Omaha Sen. Ernie Chambers disagreed. Chambers said he and his wife had been extremely careful taking care of their four children. But he said he appreciated government-mandated safety measures, such as labels on poisonous materials. “Not everything that merchants put on the market are beneficial. And  it’s the responsibility of the society to mandate care, caution and consideration when people selling products are going to be allowed to do so and they have certain benefits as a result.  The government ought to protect people, and it ought to protect them from their foolishness,” he said.
Seiler, a lawyer, framed the issue much more narrowly. “What we’re talking about is an attractive nuisance. There’s a whole body of law out there that talks about ‘attractive nuisance.’ Why do you have to build a fence around a swimming pool? Because it’s an attractive nuisance. It’s not because of parental rights. It’s because when that child sees that pool, he’s going to go for it. When he sees this lighter, he’s going to go for it ‘cause it’s a toy,” he said.
Lincoln Sen. Colby Coash, who opposes the ban, offered an amendment to say if sales are prohibited, that prohibition won’t take effect until next year. Coash said that would give retailers at least a chance to sell already purchased inventory.   Senators defeated that amendment on a vote of 29-17, then recessed for the day without reaching a vote on the bill itself.
Meanwhile, on the next to the last day for bill introduction, 27 new bills were proposed. They include one by Kearney Sen. Galen Hadley and nine other members of the Tax Modernization Committee, which studied Nebraska’s tax system this summer and fall.

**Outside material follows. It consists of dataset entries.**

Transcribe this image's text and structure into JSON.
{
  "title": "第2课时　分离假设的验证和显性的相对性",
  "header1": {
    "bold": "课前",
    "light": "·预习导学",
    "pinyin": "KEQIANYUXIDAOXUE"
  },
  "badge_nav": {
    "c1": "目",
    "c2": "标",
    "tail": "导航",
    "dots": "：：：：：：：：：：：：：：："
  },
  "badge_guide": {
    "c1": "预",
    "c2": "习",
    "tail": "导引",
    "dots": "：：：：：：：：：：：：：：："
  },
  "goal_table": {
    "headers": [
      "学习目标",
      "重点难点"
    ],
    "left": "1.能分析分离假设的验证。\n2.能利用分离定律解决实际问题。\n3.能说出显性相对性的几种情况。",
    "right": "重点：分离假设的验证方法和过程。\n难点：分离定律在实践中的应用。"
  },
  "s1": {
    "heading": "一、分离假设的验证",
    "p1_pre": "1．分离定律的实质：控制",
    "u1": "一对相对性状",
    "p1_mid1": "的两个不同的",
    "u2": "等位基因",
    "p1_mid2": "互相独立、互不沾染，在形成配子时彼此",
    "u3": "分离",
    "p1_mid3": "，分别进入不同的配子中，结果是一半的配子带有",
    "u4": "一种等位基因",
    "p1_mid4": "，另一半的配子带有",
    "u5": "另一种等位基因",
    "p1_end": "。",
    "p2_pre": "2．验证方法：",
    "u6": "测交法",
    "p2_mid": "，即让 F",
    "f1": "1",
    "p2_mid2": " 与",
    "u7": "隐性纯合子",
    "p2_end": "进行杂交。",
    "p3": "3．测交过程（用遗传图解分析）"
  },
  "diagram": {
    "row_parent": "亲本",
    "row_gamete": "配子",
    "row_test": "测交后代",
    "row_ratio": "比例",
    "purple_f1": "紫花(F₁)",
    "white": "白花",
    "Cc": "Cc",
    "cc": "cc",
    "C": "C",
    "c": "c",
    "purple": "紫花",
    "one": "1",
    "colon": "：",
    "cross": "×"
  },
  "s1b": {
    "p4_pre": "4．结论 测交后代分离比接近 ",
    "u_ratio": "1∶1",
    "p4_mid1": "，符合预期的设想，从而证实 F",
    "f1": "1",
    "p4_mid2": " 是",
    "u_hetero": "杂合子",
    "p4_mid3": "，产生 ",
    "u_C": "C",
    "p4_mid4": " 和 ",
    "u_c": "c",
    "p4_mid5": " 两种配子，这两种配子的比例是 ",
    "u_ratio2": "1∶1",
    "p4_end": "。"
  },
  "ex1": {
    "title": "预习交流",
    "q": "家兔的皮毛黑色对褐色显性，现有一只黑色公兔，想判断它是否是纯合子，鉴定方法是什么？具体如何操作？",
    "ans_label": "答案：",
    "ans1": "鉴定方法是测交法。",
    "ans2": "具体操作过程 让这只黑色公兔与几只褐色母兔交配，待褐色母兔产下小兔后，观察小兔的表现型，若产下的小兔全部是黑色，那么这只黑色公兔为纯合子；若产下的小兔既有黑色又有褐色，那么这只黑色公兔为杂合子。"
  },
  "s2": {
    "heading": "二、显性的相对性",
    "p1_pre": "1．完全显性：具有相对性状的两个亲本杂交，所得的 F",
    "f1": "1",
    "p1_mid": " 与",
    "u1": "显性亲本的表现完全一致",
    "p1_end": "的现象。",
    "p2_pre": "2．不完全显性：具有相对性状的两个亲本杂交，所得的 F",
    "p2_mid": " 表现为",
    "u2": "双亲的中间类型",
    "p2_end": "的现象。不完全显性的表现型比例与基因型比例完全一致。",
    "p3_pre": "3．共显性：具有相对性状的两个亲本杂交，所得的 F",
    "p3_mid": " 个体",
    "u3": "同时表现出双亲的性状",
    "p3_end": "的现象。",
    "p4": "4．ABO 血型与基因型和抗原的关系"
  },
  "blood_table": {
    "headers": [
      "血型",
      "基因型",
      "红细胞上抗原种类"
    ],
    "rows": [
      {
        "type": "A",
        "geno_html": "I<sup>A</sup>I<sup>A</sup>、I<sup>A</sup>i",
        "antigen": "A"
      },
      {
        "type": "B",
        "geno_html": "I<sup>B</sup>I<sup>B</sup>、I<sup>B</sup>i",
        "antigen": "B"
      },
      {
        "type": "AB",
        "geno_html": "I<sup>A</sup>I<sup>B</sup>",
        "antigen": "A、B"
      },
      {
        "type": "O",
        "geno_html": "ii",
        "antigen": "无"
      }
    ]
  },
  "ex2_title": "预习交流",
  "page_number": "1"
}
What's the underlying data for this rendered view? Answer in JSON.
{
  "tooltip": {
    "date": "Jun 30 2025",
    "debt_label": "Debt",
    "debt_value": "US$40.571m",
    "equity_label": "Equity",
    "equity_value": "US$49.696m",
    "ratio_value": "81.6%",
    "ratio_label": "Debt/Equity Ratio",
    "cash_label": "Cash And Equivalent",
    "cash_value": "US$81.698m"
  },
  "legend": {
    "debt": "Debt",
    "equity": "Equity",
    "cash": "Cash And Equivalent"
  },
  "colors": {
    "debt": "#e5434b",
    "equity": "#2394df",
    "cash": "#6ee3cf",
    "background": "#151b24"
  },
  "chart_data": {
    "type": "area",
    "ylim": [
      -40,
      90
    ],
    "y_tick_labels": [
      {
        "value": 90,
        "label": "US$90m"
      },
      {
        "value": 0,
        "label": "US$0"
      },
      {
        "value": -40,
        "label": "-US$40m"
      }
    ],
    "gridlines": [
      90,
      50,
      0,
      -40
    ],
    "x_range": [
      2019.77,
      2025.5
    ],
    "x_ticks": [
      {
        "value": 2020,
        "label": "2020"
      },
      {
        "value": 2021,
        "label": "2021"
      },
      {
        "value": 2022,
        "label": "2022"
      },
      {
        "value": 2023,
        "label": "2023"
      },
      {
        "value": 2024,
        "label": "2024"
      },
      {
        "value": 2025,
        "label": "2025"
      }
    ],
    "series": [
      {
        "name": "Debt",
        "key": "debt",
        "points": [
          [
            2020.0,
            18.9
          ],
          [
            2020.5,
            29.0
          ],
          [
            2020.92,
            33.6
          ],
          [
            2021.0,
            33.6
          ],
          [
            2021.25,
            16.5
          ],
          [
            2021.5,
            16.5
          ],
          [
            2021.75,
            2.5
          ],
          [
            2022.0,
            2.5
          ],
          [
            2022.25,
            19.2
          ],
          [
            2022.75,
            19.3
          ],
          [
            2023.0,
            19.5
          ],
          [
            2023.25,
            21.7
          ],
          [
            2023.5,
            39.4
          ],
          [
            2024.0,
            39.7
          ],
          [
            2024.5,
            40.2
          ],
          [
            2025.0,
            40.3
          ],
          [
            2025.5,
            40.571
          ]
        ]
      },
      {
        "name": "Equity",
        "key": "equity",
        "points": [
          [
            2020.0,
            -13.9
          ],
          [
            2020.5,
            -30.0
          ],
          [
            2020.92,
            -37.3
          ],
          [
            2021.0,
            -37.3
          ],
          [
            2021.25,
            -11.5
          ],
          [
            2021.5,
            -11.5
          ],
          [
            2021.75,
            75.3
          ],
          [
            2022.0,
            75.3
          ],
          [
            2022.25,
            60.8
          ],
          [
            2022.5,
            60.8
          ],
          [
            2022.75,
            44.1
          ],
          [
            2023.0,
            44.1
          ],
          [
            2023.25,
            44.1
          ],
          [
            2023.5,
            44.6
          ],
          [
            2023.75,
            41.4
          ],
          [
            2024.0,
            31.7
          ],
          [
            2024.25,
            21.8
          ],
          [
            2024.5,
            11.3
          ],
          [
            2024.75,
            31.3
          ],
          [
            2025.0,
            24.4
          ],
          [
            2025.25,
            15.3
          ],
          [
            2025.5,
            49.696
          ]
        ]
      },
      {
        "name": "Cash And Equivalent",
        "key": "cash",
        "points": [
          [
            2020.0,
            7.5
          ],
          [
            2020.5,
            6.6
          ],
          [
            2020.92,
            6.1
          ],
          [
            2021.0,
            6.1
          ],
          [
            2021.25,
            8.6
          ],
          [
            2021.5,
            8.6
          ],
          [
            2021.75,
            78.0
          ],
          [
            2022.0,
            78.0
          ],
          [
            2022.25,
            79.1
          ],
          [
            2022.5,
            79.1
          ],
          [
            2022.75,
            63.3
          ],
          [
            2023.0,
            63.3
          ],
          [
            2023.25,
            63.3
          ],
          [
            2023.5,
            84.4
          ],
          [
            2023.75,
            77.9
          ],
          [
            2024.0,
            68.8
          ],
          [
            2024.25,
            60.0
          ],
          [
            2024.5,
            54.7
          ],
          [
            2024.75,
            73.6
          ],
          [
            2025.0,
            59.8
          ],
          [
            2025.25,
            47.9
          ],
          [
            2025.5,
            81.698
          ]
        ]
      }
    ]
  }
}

The proposal would create an income tax credit for low-income households. It would range from $340 for a household of four with no income, to $40 for the same size household with income of $25,000.
That approach stands in stark contrast to the emphasis by Gov. Dave Heineman and business groups on the need to lower the tax rate on the top bracket, above $58,000 of income for a married couple.
Hadley said in addition to providing relief for low income people, the proposal is also designed to highlight a point. “One of the main purposes of the bill is also to show people that our tax system needs to be looked at throughout the spectrum, from the low income to the high income. We’ve heard a lot about the high income people paying too high a percentage. Well, actually this bill shows that the lower income, that tax burden is a higher percentage for them than it is for the higher income. So it is a balancing act that we’re trying to look at both ends of the spectrum,” he said.
Hadley said the calculation that low income people pay a greater percentage of their income in taxes depends on looking, not just at income tax rates, but at sales and property taxes paid as well.